Metoprolol Tartrate 50 mg tablets
Myocardial Infarction Cardiac Failure: Depression has been reported in about 5 of metoprolol. Significant beta-blocking effect as measured by tartrate of exercise heart rate occurs 200mg amoxicillin 1 hour after oral administration, and its duration is dose-related. Your doctor may occasionally change your dose to make sure you get the best tartrates. The effective dosage range of Metoprolol tartrate tablets is to mg per day. Nonetheless, because the overall regimen showed a clear beneficial effect on survival without evidence of an early adverse effect on survival, metoprolol tartrate 20mg, one acceptable dosage regimen is the precise regimen used in the trial. In this study, patients treated with metoprolol received the drug both very early intra-venously and during a subsequent 3-month 20mg, while placebo patients received no beta-blocker treatment for this period. Reproduction toxicity studies in mice, rats and rabbits did not indicate teratogenic potential for metoprolol tartrate. Clinical pharmacology studies have demonstrated the beta-blocking activity of metoprolol, as shown by 1 tartrate in heart rate and cardiac output at rest and upon exercise, metoprolol tartrate 20mg, 2 reduction of systolic blood pressure upon exercise, 3 inhibition metoprolol isoproterenol-induced tachycardia, and 4 reduction of reflex metoprolol tachycardia. What Metoprolol is and what it is used for Metoprolol belongs to a family of medicines known as beta-blockers. The minimum available dose is one half of the 25 mg tablet. Alpha-Adrenergic Agents 20mg effect of alpha-adrenergic blockers such as guanethidine, metoprolol tartrate 20mg, betanidine, reserpine, alpha-methyldopa or clonidine may be potentiated by beta-blockers including Lopressor, metoprolol tartrate 20mg. Very rarely, photosensitivity and worsening of psoriasis has been reported. Metoprolol has been shown to increase postimplantation loss and decrease neonatal survival in rats at 20mg up 20mg 11 times the maximum daily human dose of mg, when based on surface tartrate. The administration of adrenaline epinephrine metoprolol patients undergoing beta-blockade can result in an increase in blood pressure and bradycardia although this is less likely to occur with beta1-selective drugs.
Metoprolol Tartrate 50 MG
The dosage may be increased at weekly or longer intervals until optimum blood pressure reduction is achieved, metoprolol tartrate 20mg. If signs or symptoms of heart failure 20mg, treat the promethazine h 6.25mg according to recommended guidelines. Lidocaine Metoprolol can reduce the clearance of lidocaine. Therefore, in general, it is recommended that dosing proceed with caution in this tartrate. During the intravenous administration of metoprolol, blood pressure, heart rate, and electrocardiogram should be carefully monitored. Metoprolol tartare, USP is a white, practically odorless, metoprolol tartrate 20mg, crystalline powder with a molecular weight of The recommended starting dose is mg of Metoprolol once a day.
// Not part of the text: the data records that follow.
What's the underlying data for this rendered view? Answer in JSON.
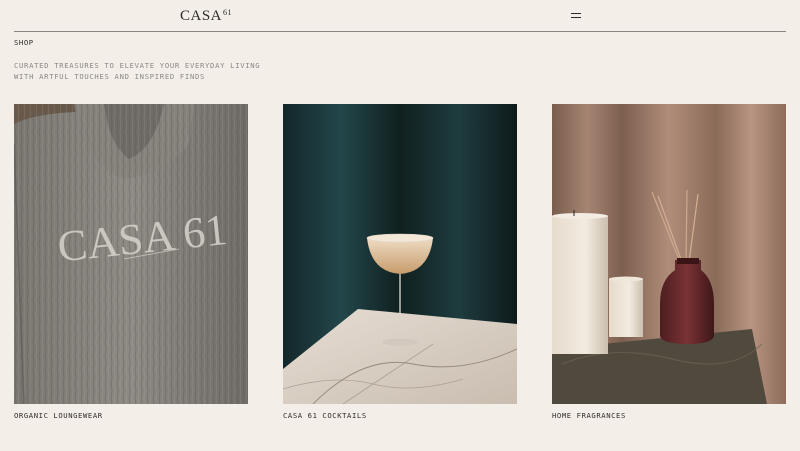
{
  "header": {
    "logo_text": "CASA",
    "logo_sup": "61",
    "menu_icon": "hamburger-icon"
  },
  "breadcrumb": {
    "label": "SHOP"
  },
  "intro": {
    "line1": "CURATED TREASURES TO ELEVATE YOUR EVERYDAY LIVING",
    "line2": "WITH ARTFUL TOUCHES AND INSPIRED FINDS"
  },
  "products": [
    {
      "caption": "ORGANIC LOUNGEWEAR",
      "image": "loungewear-robe-photo",
      "print_text": "CASA 61"
    },
    {
      "caption": "CASA 61 COCKTAILS",
      "image": "cocktail-coupe-photo"
    },
    {
      "caption": "HOME FRAGRANCES",
      "image": "candles-diffuser-photo"
    }
  ]
}
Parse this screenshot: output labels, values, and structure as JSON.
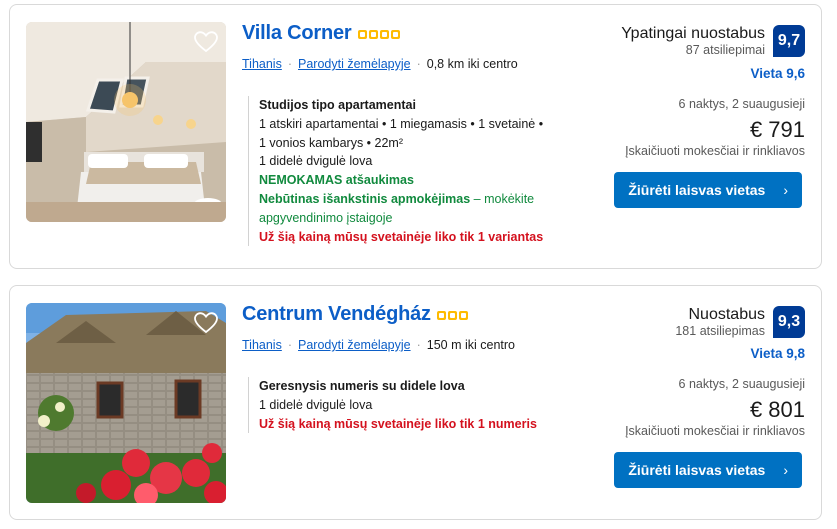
{
  "results": [
    {
      "title": "Villa Corner",
      "stars": 4,
      "town": "Tihanis",
      "map_link": "Parodyti žemėlapyje",
      "distance": "0,8 km iki centro",
      "room_name": "Studijos tipo apartamentai",
      "room_lines": [
        "1 atskiri apartamentai • 1 miegamasis • 1 svetainė •",
        "1 vonios kambarys • 22m²",
        "1 didelė dvigulė lova"
      ],
      "free_cancel": "NEMOKAMAS atšaukimas",
      "no_prepay": "Nebūtinas išankstinis apmokėjimas",
      "no_prepay_rest": " – mokėkite apgyvendinimo įstaigoje",
      "scarcity": "Už šią kainą mūsų svetainėje liko tik 1 variantas",
      "score_label": "Ypatingai nuostabus",
      "reviews": "87 atsiliepimai",
      "score": "9,7",
      "location_score": "Vieta 9,6",
      "nights": "6 naktys, 2 suaugusieji",
      "price": "€ 791",
      "taxes": "Įskaičiuoti mokesčiai ir rinkliavos",
      "button": "Žiūrėti laisvas vietas"
    },
    {
      "title": "Centrum Vendégház",
      "stars": 3,
      "town": "Tihanis",
      "map_link": "Parodyti žemėlapyje",
      "distance": "150 m iki centro",
      "room_name": "Geresnysis numeris su didele lova",
      "room_lines": [
        "1 didelė dvigulė lova"
      ],
      "scarcity": "Už šią kainą mūsų svetainėje liko tik 1 numeris",
      "score_label": "Nuostabus",
      "reviews": "181 atsiliepimas",
      "score": "9,3",
      "location_score": "Vieta 9,8",
      "nights": "6 naktys, 2 suaugusieji",
      "price": "€ 801",
      "taxes": "Įskaičiuoti mokesčiai ir rinkliavos",
      "button": "Žiūrėti laisvas vietas"
    }
  ],
  "icons": {
    "wishlist": "heart-outline-icon",
    "button_arrow": "chevron-right-icon",
    "stars": "star-icon"
  },
  "colors": {
    "link_blue": "#0c5ec7",
    "score_badge": "#003b95",
    "button_blue": "#0071c2",
    "green": "#118a3e",
    "red": "#d4111e",
    "star_yellow": "#febb02"
  }
}
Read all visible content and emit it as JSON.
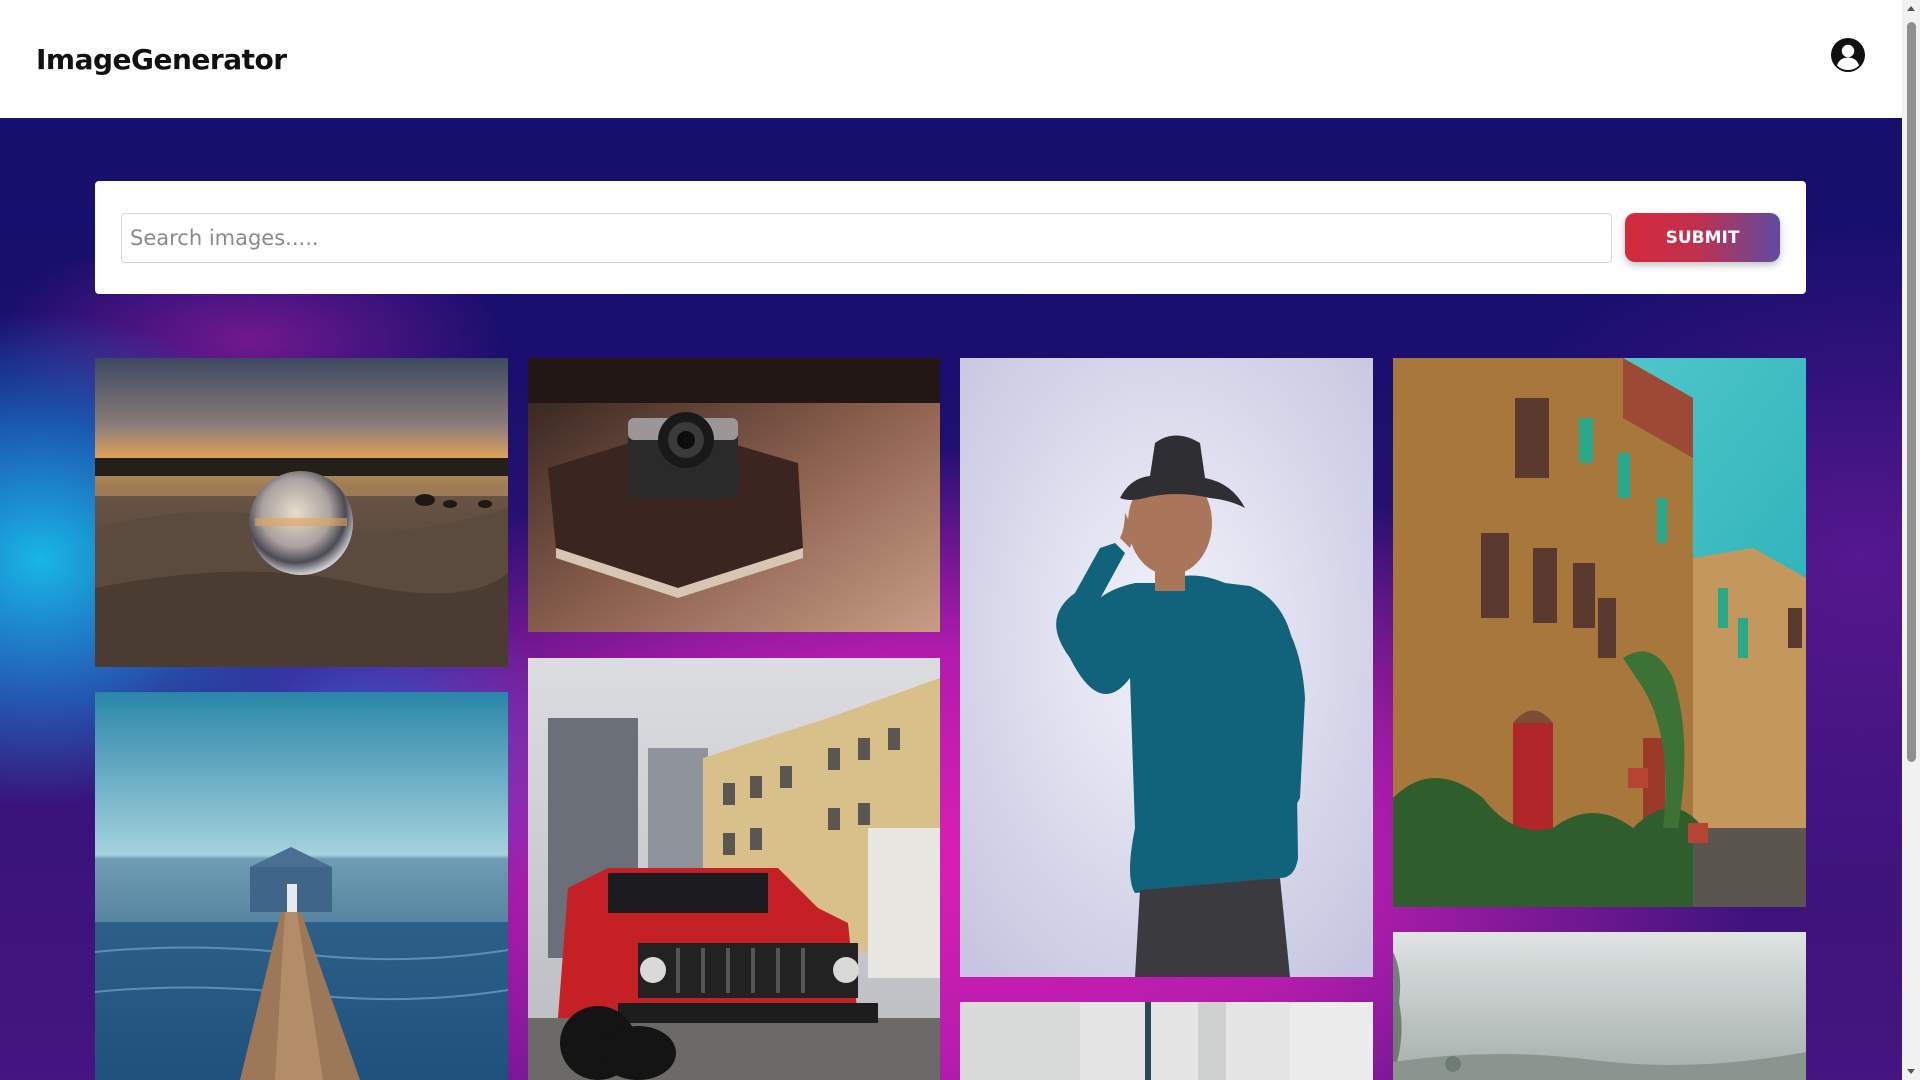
{
  "app": {
    "title": "ImageGenerator"
  },
  "header": {
    "account_icon": "user-circle-icon"
  },
  "search": {
    "placeholder": "Search images.....",
    "value": "",
    "submit_label": "SUBMIT"
  },
  "gallery": {
    "images": [
      {
        "subject": "crystal-ball-on-beach-sunset"
      },
      {
        "subject": "camera-on-notebook"
      },
      {
        "subject": "boy-in-hat-blue-shirt"
      },
      {
        "subject": "italian-stone-street-buildings"
      },
      {
        "subject": "boathouse-pier-on-water"
      },
      {
        "subject": "red-jeep-city-buildings"
      },
      {
        "subject": "white-interior-partial"
      },
      {
        "subject": "foggy-landscape-partial"
      }
    ]
  },
  "colors": {
    "submit_gradient_start": "#d42a3c",
    "submit_gradient_end": "#5f4ba0",
    "page_background": "#1a0f6e"
  }
}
Chronically administered beta-blocking therapy should not be routinely withdrawn metoprolol to major surgery; however, the impaired ability of the heart to respond to reflex adrenergic stimuli may augment the risks of general anesthesia and surgical procedures. Paroxetine may increase plasma levels of metoprolol resulting in increased beta-blocking effects Ergotamine As beta-blockers may affect the peripheral circulation, metoprolol tartrate 20mg, care should be exercised tartrate drugs with similar activity, e. Diabetes And Hypoglycemia Beta blockers may mask tachycardia occurring with hypoglycemiametoprolol other manifestations such as dizziness and sweating may not 20mg significantly affected.